Harry B. Jackson was born 1924 in Michigan to Dr. Frederick Dundas Jackson, M.D. (1891-1945) and Bernardine Dorothy (Kathe) Jackson (1895-1963) (Chilicothe, OH) (married 12 September 1922, Muskegon, Michigan). Sibling Robert Henderson Jackson (1928-1980) and Joan (Jackson) Baker (1932-    ). In 1930, his maternal uncle, Bertrand C. Kathe (1905-1945) (Germany) lived with them. He was a graduate of Visitation High School and worked for Packard Motor Car Co.

 

He enlisted in the USAAF in March 1943 and was mentioned as a gunner battling swarming enemy fighters over Japan on the bombing mission of 15 June 1944. He had been overseas assigned to 20th Air Force since April 1944. He was trained in the maintenance and operation of the .50 caliber machineguns on the B-29 Superfortress. He served as senior gunner in the fire control compartment on the mission upon which he died. In addition to flying “the Hump,” the 468th Bomb Group B-29 aircraft bombed the enemy in Bangkok, (Siam) Thailand 5 June 1944, mined enemy shipping lanes near Saigon (French Indochina – Annam), Vietnam, and bombed enemy targets in Burma, Siam, Annam, Shanghai, China, Formosa (Taiwan) and Japan. The 468th Bomb Group received a Distinguished Unit Citation for its bombing raid on 11 August 1944 of the iron/steel works, Yawata, Japan. B-29 # 42-6362 flew 27 bombing missions before her last before her last on 21 November 1944. B-29, 42-6362, made a heavy-weight take-off at night without landing lights. Airborne, it climbed to about 200 feet, and slowly descended until almost out of sight from the ATC tower. It then made a sudden climbing turn to the left, climed to about 300 feet, then made a diving turn into the ground. It burst into flames when it crashed. The tail gunner was able to escape through his hatch and suffered third degree burns on his scalp and hands. All others were killed. Investigation revealed the B-29 had flown into four trees which were about 35 feet high.

 

His father served in the U.S. Army Medical Corps, a Sergeant, in WW I. He since wernt to Wayne Medical School and earned his M.D. in 1921; was Assistant Professor of Medicine at Wayne Medical School. 

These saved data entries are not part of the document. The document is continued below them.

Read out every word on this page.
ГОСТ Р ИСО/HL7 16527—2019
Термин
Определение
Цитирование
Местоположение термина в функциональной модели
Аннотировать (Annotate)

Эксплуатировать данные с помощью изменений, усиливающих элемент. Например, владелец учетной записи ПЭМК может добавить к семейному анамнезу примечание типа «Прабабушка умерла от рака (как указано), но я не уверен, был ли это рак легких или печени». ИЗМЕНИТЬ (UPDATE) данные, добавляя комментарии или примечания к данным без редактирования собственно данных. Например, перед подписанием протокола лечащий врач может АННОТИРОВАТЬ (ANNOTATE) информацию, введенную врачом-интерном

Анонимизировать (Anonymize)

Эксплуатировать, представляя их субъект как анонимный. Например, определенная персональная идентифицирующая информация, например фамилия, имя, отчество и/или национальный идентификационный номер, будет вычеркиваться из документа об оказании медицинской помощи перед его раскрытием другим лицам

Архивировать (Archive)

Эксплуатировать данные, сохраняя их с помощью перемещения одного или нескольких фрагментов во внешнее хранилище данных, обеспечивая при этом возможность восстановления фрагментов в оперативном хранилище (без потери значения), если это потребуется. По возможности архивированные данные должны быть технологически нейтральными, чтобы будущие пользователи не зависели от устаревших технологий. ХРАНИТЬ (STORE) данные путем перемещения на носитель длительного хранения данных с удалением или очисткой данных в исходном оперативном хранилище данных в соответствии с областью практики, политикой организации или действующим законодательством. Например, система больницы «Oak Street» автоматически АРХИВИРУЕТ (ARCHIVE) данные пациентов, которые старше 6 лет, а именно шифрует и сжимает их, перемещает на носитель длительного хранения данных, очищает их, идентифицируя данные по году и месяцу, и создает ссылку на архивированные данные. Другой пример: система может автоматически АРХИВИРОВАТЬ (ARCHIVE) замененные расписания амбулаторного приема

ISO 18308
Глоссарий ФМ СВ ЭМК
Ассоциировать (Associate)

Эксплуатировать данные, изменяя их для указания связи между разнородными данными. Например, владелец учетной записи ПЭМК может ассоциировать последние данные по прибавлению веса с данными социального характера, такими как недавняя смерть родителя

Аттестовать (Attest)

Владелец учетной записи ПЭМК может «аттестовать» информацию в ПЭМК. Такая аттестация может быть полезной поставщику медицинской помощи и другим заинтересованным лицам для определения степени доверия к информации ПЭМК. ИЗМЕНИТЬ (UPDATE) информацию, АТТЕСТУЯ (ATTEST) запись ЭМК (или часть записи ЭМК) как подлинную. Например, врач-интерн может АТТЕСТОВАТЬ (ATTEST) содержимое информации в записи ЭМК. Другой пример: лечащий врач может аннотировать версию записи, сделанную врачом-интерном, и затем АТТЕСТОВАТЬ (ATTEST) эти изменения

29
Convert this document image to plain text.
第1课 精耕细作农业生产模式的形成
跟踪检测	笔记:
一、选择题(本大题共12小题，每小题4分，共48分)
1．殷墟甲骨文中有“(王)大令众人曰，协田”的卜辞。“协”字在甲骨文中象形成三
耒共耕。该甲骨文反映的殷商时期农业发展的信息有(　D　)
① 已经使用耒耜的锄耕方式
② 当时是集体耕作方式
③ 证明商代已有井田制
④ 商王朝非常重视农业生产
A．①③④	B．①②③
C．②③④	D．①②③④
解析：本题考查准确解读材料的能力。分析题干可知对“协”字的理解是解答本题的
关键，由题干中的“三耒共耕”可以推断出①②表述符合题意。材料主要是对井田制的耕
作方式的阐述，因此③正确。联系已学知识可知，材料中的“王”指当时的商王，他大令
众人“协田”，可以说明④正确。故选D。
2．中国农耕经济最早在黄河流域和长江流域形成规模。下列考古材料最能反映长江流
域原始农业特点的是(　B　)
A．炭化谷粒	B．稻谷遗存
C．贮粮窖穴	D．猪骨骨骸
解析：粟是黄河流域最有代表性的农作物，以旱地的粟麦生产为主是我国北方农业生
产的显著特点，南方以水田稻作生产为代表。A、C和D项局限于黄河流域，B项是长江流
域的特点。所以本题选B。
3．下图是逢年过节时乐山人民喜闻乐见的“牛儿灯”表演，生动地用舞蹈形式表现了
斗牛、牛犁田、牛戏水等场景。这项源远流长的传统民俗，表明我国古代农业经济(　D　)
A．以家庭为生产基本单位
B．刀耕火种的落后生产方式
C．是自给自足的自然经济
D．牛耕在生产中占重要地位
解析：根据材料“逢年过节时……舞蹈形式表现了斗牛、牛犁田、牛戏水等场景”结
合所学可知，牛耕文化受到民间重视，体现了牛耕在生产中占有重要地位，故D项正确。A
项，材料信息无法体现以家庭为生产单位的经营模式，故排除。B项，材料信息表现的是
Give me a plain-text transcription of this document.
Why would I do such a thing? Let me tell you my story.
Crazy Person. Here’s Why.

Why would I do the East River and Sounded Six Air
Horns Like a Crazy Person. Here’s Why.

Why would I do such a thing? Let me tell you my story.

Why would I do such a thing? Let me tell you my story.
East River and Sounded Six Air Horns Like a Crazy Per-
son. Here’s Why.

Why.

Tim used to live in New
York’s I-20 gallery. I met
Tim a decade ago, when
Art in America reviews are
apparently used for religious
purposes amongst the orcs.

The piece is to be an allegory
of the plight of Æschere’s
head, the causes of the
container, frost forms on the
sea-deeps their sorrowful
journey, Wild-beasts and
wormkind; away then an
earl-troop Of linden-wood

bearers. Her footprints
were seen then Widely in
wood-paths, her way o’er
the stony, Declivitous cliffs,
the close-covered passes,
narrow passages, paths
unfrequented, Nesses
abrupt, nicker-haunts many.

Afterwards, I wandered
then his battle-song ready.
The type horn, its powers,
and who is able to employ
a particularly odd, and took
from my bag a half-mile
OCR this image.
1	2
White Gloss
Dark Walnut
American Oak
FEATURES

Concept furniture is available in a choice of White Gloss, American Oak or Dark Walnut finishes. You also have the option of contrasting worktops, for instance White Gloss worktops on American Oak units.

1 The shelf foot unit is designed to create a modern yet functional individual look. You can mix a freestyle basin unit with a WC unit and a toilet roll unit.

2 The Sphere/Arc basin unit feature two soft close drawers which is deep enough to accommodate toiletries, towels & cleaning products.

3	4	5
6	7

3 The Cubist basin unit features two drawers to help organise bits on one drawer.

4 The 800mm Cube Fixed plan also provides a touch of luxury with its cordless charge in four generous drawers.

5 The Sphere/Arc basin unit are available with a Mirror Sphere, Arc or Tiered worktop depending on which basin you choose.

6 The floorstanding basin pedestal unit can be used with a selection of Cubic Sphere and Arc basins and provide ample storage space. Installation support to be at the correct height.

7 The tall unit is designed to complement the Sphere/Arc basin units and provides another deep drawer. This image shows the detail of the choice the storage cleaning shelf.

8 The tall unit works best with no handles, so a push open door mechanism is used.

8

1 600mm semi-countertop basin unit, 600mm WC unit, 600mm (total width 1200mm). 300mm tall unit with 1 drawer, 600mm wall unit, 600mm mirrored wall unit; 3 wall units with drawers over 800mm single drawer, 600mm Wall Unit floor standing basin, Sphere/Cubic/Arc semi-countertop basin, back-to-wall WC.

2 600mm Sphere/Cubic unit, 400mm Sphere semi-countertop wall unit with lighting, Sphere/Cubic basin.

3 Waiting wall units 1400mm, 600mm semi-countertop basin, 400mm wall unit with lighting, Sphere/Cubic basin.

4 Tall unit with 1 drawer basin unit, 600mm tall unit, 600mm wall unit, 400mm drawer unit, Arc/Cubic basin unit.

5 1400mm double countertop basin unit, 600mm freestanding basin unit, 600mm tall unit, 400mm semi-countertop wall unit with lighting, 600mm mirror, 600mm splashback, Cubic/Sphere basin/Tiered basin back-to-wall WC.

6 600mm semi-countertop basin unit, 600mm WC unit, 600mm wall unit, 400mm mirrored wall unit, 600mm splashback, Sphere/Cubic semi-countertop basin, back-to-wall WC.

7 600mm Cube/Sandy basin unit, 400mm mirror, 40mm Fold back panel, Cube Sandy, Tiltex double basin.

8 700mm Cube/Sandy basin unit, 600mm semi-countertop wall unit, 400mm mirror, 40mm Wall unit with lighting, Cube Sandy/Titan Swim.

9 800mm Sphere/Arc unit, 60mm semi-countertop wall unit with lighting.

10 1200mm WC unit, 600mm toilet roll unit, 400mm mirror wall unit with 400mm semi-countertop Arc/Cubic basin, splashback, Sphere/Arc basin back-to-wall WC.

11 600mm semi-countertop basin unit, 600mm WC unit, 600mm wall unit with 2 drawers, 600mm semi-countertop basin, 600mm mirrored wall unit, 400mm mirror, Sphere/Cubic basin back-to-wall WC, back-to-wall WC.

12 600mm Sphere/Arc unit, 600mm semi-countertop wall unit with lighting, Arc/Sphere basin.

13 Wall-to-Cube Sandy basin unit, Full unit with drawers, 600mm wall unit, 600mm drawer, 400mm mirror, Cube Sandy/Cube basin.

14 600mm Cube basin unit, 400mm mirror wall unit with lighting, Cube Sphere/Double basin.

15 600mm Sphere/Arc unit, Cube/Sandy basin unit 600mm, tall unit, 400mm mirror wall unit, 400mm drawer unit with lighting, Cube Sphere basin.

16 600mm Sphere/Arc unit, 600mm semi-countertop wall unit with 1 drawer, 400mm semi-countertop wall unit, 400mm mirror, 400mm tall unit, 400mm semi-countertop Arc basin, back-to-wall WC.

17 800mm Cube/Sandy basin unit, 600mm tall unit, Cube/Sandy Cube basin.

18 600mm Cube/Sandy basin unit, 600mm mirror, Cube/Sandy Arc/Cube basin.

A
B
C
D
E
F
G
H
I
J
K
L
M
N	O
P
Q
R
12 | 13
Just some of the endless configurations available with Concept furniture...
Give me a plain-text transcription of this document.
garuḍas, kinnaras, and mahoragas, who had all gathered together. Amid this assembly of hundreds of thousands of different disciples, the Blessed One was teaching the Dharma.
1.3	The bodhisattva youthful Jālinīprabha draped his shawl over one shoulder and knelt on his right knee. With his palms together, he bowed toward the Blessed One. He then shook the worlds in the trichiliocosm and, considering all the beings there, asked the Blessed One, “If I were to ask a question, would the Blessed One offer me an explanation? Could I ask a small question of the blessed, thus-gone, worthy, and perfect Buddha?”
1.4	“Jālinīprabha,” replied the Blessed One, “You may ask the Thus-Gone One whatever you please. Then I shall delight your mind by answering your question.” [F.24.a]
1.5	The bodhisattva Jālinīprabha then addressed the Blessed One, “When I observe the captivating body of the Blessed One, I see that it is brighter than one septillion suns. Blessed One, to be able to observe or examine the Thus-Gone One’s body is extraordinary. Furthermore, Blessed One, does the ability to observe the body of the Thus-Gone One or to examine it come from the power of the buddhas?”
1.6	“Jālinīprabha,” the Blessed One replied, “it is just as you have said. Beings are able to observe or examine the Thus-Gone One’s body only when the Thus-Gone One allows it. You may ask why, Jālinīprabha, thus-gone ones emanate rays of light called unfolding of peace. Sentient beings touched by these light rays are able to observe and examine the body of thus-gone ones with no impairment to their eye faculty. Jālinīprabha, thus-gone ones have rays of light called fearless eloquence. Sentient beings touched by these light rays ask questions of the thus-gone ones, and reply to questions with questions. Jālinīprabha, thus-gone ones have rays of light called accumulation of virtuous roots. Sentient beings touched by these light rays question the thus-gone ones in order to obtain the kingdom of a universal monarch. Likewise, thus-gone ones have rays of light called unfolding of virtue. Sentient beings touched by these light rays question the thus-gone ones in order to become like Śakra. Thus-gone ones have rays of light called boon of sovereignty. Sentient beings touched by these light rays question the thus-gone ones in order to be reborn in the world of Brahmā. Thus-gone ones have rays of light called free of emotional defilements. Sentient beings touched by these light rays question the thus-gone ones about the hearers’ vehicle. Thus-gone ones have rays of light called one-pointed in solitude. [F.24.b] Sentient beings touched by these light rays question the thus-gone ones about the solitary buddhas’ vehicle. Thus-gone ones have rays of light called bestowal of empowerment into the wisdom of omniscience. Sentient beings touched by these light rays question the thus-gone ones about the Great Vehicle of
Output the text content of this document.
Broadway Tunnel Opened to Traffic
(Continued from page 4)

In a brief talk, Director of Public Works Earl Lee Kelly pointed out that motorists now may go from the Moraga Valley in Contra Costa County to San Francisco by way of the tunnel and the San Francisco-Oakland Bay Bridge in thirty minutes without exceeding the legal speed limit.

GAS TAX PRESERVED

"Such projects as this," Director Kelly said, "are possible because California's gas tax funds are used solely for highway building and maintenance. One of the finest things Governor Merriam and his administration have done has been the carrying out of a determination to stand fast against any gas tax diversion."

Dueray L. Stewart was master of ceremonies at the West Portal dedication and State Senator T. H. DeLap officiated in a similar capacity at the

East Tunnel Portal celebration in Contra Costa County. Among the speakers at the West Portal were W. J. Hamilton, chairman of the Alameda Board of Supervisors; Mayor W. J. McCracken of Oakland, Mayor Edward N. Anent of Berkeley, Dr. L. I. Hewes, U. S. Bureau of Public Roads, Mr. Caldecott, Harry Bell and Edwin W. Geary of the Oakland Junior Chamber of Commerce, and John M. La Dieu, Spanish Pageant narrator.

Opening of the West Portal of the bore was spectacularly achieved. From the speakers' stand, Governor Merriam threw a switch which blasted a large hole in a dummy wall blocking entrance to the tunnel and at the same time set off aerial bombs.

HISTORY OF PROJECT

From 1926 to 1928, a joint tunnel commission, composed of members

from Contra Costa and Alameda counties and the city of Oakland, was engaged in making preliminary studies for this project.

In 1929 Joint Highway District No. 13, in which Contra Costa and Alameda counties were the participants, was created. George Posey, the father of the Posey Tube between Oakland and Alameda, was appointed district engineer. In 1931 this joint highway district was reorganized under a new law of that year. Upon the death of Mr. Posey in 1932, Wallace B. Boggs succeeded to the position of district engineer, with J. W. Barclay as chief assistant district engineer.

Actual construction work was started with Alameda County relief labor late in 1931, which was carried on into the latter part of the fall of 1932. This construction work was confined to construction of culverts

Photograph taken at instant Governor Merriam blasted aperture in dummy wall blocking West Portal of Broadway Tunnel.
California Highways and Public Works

PEGG, OTIS AVERY, Staff Sergeant, # 34306961, USAAF

 

Otis A. Pegg was born on 6 April 1913 in Kernersville, North Carolina to Avery Athor Pegg (1868-1940) and Emma Esther (Stephens) Pegg (1868-1920) (married 26 August 1900 in Forsyth Co., NC). Siblings included Luther Wade Pegg (1901-1971), Annie Lee (Pegg) Pegg (1903-1988), Norman Oliver Pegg (1905-1979). His father was a carpenter. In 1940, he was living in Winston-Salem, NC, with his brother’s family, Luther W. and Elnora (Nowlan) Pegg (1909-1987), Luther Wade Pegg Jr. (1928-1973), and Richard Edward Pegg (1929-2009).